How METRC compliance actually works in the stack
General logistics platforms handle METRC through your POS — not natively. That means a sync failure in your POS during a busy delivery day creates a compliance gap. Cannabis-native tools handle this in-app. Know exactly where the METRC handoff happens in your stack before you go live.
The driver app — test it with an actual driver
Dispatchers love demos. Drivers use the app in motion, under pressure. Have a driver run a real test shift before committing. A confusing stop sequence or clunky proof-of-delivery flow creates errors that land in your compliance records.
What the analytics layer actually shows you
Most platforms give you delivery counts and on-time rates. Few give you cost per delivery by zone, driver efficiency by route, or which areas of your coverage map are losing money. Ask specifically: can I see profitability by delivery zone? If the answer is vague, it’s a no.

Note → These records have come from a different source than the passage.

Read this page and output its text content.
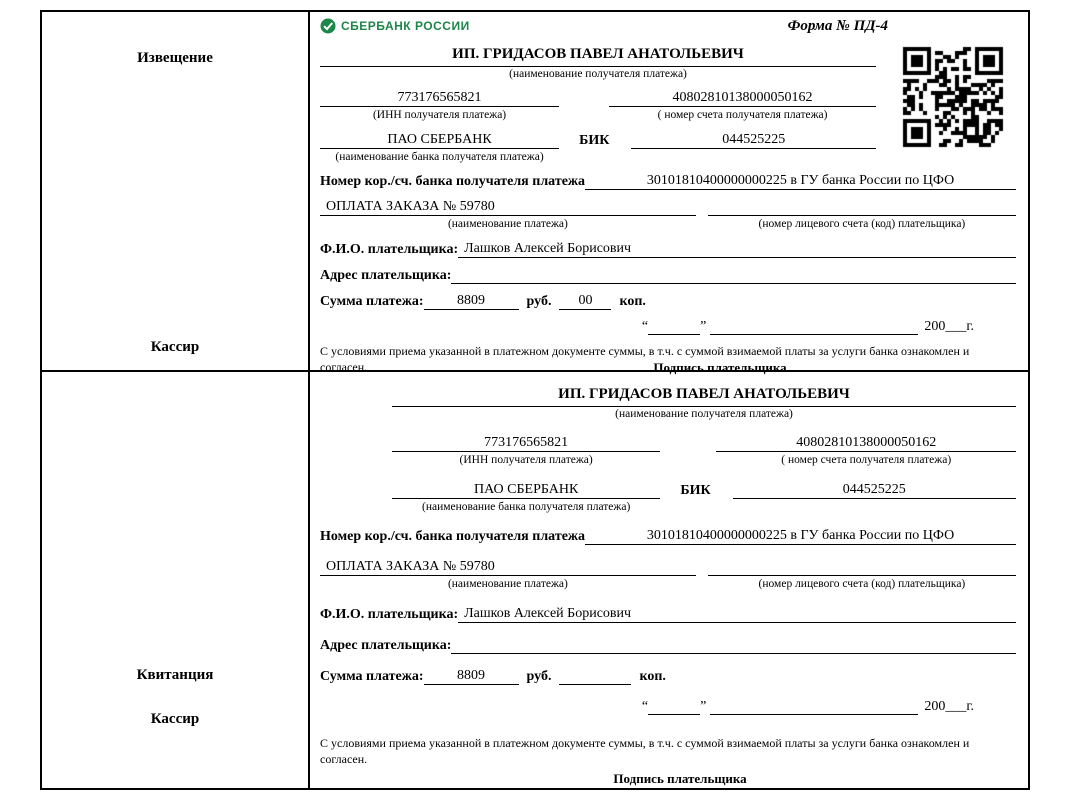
Извещение
Кассир
СБЕРБАНК РОССИИ	Форма № ПД-4
ИП. ГРИДАСОВ ПАВЕЛ АНАТОЛЬЕВИЧ
(наименование получателя платежа)
773176565821	40802810138000050162
(ИНН получателя платежа)	( номер счета получателя платежа)
ПАО СБЕРБАНК	БИК	044525225
(наименование банка получателя платежа)
Номер кор./сч. банка получателя платежа	30101810400000000225 в ГУ банка России по ЦФО
ОПЛАТА ЗАКАЗА № 59780
(наименование платежа)	(номер лицевого счета (код) плательщика)
Ф.И.О. плательщика: Лашков Алексей Борисович
Адрес плательщика:
Сумма платежа:	8809	руб.	00	коп.
“	”	200___г.
С условиями приема указанной в платежном документе суммы, в т.ч. с суммой взимаемой платы за услуги банка ознакомлен и согласен.	Подпись плательщика
Квитанция
Кассир
ИП. ГРИДАСОВ ПАВЕЛ АНАТОЛЬЕВИЧ
(наименование получателя платежа)
773176565821	40802810138000050162
(ИНН получателя платежа)	( номер счета получателя платежа)
ПАО СБЕРБАНК	БИК	044525225
(наименование банка получателя платежа)
Номер кор./сч. банка получателя платежа	30101810400000000225 в ГУ банка России по ЦФО
ОПЛАТА ЗАКАЗА № 59780
(наименование платежа)	(номер лицевого счета (код) плательщика)
Ф.И.О. плательщика: Лашков Алексей Борисович
Адрес плательщика:
Сумма платежа:	8809	руб.	коп.
“	”	200___г.
С условиями приема указанной в платежном документе суммы, в т.ч. с суммой взимаемой платы за услуги банка ознакомлен и согласен.
Подпись плательщика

Tookan — a platform to avoid in 2026
Tookan was a common budget recommendation a few years ago. It no longer is. Recent independent reviews have flagged serious customer service deterioration. If cost is the deciding factor, Routific and SmartRoutes are more reliable at a lower price point.
The analytics gap that no delivery platform solves
There’s a gap that exists across every platform on this list: none of them connect delivery operations data back to dispensary revenue data in a meaningful way. They tell you how fast deliveries go out. They don’t tell you which zones drive repeat customers, which hours produce the most profitable orders, or how your route structure affects customer lifetime value. That analysis has to be built — and it’s where the biggest operational wins live.